Ellagitannins are a class of hydrolyzable tannins, polyphenols formed mainly by the oxidative bond of galloyl groups in glucose 1,2,3,4,6-pentagalloyl.
From a chemical point of view, ellagitannins differ from gallotannins, in that their galloyl groups are connected via C-C bonds, while the galloyl groups in gallotannins are connected by depside bonds (polyphenolic compound consisting of two or more aromatic units).
Ellagitannins contain a variable number of hexahydroxydiphenoyl units, as well as galloyl and / or blood-borne units linked to the sugar fraction.
To determine the quantity of each single unit, the extracts are hydrolysed with trifluoroacetic acid in a methanol / water system. Hexahydroxydiphenic acid, created after hydrolysis, is spontaneously lactonated to ellagic acid and leech to bloodsorbic acid to lactone, while gallic acid remains intact.

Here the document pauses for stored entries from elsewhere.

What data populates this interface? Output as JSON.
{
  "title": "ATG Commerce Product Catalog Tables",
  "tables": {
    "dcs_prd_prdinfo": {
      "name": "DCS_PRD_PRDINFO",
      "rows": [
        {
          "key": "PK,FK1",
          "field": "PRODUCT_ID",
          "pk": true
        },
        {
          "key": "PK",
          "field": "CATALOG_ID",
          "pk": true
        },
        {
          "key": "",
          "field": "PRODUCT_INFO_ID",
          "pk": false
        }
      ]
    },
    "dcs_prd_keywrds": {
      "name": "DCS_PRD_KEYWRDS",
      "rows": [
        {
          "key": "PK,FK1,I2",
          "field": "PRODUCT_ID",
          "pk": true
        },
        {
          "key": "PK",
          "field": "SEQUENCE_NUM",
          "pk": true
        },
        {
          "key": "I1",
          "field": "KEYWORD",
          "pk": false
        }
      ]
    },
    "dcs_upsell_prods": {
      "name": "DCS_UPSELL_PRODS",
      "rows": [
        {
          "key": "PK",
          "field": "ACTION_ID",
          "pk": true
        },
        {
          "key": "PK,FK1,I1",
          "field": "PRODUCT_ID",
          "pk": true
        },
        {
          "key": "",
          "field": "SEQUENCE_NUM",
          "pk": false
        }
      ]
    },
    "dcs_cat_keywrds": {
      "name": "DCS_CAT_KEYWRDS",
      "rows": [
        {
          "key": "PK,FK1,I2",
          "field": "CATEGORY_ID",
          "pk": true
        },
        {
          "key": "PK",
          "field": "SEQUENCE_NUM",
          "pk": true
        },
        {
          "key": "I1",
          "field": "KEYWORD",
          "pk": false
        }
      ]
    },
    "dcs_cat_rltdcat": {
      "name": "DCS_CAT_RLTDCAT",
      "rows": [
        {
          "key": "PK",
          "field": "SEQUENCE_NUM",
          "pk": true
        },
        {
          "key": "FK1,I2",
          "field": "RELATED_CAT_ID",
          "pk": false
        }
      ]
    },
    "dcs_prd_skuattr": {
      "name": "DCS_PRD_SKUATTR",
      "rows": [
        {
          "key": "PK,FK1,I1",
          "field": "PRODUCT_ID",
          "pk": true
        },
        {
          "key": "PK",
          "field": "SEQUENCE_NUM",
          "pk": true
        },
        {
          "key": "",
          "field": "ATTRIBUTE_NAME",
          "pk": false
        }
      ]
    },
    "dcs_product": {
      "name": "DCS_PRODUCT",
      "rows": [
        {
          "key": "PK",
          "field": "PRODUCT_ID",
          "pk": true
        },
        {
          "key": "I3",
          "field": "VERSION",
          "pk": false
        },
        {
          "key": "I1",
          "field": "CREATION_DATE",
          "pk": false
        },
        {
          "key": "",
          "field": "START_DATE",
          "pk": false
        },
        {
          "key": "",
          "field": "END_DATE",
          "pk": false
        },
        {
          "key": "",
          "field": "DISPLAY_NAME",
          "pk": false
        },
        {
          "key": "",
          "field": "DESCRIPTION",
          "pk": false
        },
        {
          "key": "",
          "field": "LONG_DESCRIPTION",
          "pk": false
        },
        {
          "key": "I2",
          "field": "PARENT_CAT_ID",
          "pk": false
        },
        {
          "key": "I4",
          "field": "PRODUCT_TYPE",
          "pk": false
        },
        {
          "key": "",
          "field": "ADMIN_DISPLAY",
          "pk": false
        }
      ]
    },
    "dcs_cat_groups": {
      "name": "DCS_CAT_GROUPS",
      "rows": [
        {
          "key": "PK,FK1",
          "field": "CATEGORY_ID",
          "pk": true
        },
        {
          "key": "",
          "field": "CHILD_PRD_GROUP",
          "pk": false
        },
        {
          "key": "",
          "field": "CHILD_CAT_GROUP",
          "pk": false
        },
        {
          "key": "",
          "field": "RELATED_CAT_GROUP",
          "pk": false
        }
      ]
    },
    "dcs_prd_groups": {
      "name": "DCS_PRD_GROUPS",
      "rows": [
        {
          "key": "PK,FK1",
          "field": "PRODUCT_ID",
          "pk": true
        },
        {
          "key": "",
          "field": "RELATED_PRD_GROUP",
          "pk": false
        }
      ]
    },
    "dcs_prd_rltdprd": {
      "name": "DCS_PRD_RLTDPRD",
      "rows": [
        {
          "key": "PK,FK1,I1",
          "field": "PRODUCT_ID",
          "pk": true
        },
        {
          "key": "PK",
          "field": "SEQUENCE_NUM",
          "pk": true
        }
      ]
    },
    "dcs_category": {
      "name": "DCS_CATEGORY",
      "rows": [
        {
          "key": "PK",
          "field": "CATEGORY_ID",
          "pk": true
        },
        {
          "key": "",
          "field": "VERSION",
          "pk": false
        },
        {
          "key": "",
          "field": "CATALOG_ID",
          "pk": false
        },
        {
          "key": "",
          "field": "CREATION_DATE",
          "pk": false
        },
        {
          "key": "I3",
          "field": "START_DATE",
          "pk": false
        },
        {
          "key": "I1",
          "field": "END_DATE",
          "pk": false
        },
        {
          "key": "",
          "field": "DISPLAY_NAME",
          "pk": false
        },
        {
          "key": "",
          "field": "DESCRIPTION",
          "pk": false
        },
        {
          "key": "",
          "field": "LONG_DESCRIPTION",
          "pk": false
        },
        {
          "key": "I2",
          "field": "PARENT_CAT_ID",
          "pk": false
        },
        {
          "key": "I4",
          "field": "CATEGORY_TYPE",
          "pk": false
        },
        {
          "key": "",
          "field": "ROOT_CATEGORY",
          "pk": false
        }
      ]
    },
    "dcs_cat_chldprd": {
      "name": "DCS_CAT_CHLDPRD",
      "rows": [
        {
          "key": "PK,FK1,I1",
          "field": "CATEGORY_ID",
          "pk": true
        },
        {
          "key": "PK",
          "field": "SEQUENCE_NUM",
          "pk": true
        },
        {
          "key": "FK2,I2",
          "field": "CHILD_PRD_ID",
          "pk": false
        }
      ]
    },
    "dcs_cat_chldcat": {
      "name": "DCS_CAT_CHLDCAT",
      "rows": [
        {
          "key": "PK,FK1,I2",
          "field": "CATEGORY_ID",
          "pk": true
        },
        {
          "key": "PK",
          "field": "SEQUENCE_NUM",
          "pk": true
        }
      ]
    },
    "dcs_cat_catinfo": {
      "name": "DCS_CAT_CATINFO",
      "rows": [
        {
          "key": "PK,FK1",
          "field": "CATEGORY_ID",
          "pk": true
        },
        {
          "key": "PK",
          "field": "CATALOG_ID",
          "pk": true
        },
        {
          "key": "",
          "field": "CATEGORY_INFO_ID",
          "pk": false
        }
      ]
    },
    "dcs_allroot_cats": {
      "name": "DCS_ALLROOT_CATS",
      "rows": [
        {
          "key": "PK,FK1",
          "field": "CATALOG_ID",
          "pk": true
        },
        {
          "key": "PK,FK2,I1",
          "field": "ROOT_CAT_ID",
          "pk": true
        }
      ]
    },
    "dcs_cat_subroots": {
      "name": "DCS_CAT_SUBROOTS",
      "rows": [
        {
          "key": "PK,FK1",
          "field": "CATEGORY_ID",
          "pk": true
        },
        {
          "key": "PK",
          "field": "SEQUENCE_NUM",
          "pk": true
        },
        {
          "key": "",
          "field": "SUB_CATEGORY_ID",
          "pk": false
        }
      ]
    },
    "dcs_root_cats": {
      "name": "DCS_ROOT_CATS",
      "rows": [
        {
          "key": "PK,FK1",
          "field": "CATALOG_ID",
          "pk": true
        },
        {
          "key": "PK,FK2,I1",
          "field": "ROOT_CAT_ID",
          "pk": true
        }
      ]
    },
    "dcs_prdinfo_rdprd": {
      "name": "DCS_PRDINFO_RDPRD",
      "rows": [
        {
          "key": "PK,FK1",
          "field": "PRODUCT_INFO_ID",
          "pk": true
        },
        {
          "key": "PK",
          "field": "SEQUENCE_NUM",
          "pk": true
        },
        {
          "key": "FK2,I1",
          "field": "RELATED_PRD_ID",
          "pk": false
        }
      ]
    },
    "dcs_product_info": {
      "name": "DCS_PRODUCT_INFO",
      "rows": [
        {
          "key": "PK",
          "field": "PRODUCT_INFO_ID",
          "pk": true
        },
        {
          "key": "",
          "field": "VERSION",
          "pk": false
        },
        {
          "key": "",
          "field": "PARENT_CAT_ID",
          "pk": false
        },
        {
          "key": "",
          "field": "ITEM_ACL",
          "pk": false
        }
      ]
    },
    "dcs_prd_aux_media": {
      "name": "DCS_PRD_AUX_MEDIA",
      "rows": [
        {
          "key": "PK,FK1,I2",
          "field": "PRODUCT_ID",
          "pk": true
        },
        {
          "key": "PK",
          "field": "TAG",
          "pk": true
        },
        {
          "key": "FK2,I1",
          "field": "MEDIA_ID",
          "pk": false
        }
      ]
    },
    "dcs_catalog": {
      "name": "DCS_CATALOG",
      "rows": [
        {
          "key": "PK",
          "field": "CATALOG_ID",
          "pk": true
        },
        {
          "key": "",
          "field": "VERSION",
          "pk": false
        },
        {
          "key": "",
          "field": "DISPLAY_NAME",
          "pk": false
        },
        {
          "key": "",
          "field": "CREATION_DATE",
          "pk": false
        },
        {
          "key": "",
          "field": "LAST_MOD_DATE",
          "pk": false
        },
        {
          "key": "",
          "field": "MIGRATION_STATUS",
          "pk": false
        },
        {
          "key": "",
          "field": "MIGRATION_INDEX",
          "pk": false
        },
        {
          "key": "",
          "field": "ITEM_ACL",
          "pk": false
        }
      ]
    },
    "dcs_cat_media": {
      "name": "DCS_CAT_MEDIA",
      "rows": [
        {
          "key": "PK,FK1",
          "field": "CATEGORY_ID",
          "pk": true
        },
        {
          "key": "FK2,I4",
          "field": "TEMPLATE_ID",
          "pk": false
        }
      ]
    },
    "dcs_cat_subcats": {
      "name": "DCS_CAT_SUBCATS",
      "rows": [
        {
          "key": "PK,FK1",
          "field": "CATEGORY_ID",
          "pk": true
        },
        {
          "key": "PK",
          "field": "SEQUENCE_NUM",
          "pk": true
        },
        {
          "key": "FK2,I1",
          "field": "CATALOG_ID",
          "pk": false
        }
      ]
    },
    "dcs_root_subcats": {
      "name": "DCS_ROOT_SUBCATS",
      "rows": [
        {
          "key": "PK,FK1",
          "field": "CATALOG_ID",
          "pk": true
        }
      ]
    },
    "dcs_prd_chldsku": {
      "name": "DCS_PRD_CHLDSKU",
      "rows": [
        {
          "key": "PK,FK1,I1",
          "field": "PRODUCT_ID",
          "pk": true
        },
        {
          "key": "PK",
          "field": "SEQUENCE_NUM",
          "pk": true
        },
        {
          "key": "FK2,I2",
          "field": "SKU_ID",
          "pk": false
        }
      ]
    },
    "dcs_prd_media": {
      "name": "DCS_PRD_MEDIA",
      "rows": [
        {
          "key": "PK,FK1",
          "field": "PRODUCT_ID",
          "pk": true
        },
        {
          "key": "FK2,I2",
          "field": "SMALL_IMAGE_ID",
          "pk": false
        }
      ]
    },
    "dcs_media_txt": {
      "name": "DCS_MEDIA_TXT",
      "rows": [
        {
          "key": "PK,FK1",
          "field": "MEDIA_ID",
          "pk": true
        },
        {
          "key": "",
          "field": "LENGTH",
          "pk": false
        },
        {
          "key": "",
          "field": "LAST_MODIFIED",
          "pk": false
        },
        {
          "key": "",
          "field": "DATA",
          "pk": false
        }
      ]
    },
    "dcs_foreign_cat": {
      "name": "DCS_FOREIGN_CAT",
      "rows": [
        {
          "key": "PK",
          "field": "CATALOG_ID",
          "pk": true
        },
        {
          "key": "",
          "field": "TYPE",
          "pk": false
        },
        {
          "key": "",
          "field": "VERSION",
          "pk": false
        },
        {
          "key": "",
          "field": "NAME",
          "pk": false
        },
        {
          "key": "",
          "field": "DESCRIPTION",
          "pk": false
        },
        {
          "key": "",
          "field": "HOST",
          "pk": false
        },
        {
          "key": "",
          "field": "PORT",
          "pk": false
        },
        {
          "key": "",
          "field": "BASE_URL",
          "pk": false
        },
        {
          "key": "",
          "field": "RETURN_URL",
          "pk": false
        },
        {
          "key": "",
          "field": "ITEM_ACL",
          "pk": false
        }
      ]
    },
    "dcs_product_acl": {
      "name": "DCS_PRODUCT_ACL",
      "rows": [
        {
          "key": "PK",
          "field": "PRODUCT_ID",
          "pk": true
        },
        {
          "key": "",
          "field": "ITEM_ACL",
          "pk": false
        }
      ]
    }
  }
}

The ellagitannins generally form macrocycles, while the gallotannins do not.
The ellagitannins are present in the plant world as in the pomegranate, the fruit of the pomegranate (Punica granatum L., 1753) which contains numerous beneficial substances for our body, including ellagitannins, vitamins and minerals.
Ellagitannins are particularly interesting molecules as they have known antioxidant and neuroprotective properties and a probable anti-tumor action.
The ellagitannins, as well as in the pomegranate are present in walnuts and berries: once hydrolyzed in the intestine, the ellagitannins release ellagic acid from which urolithin A is derived.
In studies conducted in the past on elderly animals, urolithin A was found to be able to stimulate the selective degradation of defective mitochondria, and to improve muscle health.
Warning: The information shown is not medical advice and may not be accurate. The contents are for illustrative purposes only and do not replace medical advice.